Yukarıdaki maddeler doğrultusunda, imar planlarına karşı, 2577 sayılı Yasanın 11. maddesi kapsamında başvuru için, 3194 sayılı Yasanın 8/b maddesi ile özel bir itiraz süresi getirildiği anlaşılmaktadır. Böylece, imar planlarına karşı, bir aylık askı süresi içinde 2577 sayılı Yasanın 11. maddesi kapsamında başvuruda bulunulması ve bu başvuruya idari dava açma süresinin başlangıç tarihi olan son ilan tarihinden itibaren otuz gün içinde cevap verilmeyerek isteğin reddedilmiş sayılması halinde, bu tarihi takip eden otuz günlük dava açma süresi içinde veya son ilan tarihini izleyen otuz gün içinde cevap verilmek suretiyle isteğin reddedilmesi halinde bu cevap tarihinden itibaren otuz günlük dava açma süresi içinde idari dava açılabileceği sonucuna varılmaktadır. İmar Planlarına askı süresi içinde bir itirazda bulunulmamış ise davanın, 2577 sayılı Yasanın 7. maddesi uyarınca imar planının son ilan tarihini izleyen günden itibaren otuz gün içinde açılması, planın 10.madde kapsamında başvuru yapılarak değiştirilmesinin istenilmesi halinde verilecek cevabın da dava konusu edilmesi gerekmektedir. İmar planlarının ruhsat, imar durumu, kamulaştırma vs gibi uygulama işlemlerinden birinin tesis edilmesi halinde bu işlemle birlikte planın da iptali istemiyle dava açılabilir.
2577 sayılı İdari Yargılama Usulü Kanunu’nun 11. maddesi uyarınca idari işleme karşı idari dava açma süresi içerisinde yapılacak olan başvuru üzerine otuz gün içinde bir cevap verilmezse isteğin reddedilmiş sayılacağı, bu tarihten itibaren durmuş olan dava açma süresinin yeniden işlemeye başlayacağı ve dava açma süresi geçtikten sonra aynı nitelikte başvuruların ve idarece verilen cevapların dava açma süresini ihya etmeyeceği açık ise de, süresi geçtikten sonra idarece verilecek olan yanıtın dava açma süresini ihya etmemesi için istemin reddi yolunda yanıtlaması gerektiği, idare tarafından başvuru değerlendirilerek yeni işlem tesis edilmiş olması halinde ise yeni bir hukuki durum ortaya çıkacağından, önceki işlemden farklı bir hukuki sonuç yaratan bu işleme karşı süresi içerisinde dava açılabilecektir.
Her idari işleme karşı herkes tarafından iptal davası açılması düşünülemez.

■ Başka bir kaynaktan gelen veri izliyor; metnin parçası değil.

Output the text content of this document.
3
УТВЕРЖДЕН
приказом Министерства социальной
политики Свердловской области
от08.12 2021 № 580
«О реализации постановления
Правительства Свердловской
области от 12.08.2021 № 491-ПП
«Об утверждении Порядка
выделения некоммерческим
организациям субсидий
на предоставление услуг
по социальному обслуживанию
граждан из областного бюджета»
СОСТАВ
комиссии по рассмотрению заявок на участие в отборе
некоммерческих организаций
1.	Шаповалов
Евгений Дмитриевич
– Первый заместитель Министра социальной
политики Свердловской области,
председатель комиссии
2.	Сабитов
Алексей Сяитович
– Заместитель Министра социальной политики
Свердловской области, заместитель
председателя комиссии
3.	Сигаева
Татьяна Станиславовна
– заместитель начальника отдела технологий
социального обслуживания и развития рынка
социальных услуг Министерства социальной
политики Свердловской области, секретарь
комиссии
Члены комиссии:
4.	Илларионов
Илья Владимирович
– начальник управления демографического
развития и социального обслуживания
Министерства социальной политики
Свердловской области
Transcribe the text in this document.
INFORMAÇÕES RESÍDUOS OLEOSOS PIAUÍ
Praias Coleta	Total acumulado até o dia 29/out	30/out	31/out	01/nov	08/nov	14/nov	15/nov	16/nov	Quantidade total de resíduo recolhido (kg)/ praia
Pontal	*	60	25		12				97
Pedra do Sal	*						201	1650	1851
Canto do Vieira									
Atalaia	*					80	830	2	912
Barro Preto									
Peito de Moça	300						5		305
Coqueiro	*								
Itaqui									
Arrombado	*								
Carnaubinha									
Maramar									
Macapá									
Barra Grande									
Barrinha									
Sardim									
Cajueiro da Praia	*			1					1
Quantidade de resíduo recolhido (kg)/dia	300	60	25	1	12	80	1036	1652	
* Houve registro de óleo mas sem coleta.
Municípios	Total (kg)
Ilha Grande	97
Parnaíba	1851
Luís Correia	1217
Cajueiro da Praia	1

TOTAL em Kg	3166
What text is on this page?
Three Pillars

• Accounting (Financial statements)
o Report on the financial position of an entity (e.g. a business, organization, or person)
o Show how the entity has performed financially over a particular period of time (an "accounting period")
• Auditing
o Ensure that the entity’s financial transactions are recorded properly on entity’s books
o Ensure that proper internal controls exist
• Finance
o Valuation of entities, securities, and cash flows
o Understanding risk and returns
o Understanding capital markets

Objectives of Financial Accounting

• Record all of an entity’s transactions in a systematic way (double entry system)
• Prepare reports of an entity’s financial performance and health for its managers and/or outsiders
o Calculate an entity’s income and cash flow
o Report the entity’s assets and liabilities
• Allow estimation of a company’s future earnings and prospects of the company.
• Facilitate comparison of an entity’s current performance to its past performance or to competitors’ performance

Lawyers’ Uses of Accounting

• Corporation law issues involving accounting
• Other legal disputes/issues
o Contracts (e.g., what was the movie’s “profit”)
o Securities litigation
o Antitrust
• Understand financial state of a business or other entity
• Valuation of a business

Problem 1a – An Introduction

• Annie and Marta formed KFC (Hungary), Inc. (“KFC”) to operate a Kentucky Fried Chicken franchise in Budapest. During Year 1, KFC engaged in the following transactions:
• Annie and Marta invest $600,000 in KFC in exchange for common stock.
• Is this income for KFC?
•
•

Dava açacak kişi arasında belli ölçüler içinde menfaat ilişkisi bulunması gerekmektedir. Her davada, dava açan kişinin menfaatinin, iptali istenen işlemle ne ölçüde ihlal edildiğinin takdiri de yargı mercilerine bırakılmıştır. İptal davası açılabilmesi için gerekli olan menfaat ilişkisi kişisel, meşru, güncel bir menfaatin bulunması halinde gerçekleşecektir. Başka bir anlatımla, iptal davasına konu olan işlemin davacının menfaatini ihlal ettiğinden söz edilebilmesi için, davacıyı etkilemesi, yani davacının kişisel menfaatini ihlal etmesi, işlem ile davacı arasında ciddi ve makul bir ilişkinin bulunması gerekmektedir. Aksi halde dava menfaat ilişkisi olmadığından reddedilir. Danıştay kararları, bölgedeki diğer arsa sahiplerinin, sivil toplum kuruluşlarının ve şehir plancıları ile mimarlar odalarının dava açmalarında menfaat koşulu olduğunu kabul etmektedir.
Bazı özel durumlarda valilikler, Başbakanlık Özel Çevre Kurulu, organize sanayi bölgeleri, Özelleştirme Yüksek Kurulu, İller Bankası, Bayındırlık ve İskan Bakanlığı ile Kültür ve Turizm Bakanlığınca yapılır veya yaptırılır.
İmar planlarının kendi aralarında hiyerarşi bulunmaktadır. Bu hiyerarşide 1/1000 ölçekli uygulama imar planları en alt kademede, 1/100 000 ölçekli bölge ya da ülke planları en üst seviyede bulunmaktadır. Tıpkı normlar hiyerarşisinde olduğu gibi alt ölçekli plan üst ölçekli plana aykırı olamayacaktır. Nazım imar planının bulunmaması halinde uygulama imar planı ve bu planda değişiklik yapılamaz.
İmar planlarının yargısal denetimi sırasında şehircilik ilkeleri, planlama esasları ve kamu yararı kriterlerinin yanı sıra özelliği itibariyle imar planının bütünlüğü, genel yapısı, kapsadığı alanın nitelikleri ve çevrenin korunması gibi olguların gözetilmesi zorunludur.
Açılan imar planı iptal davalarında mahkemeler; ilgili belediyeden imar planlarını ve meclis görüşme tutanaklarını getirdikten sonra çoğunlukla alınan bilirkişi raporlarına göre imar planının yürütmesinin durdurulması ve iptal konusunu karara bağlamaktadırlar.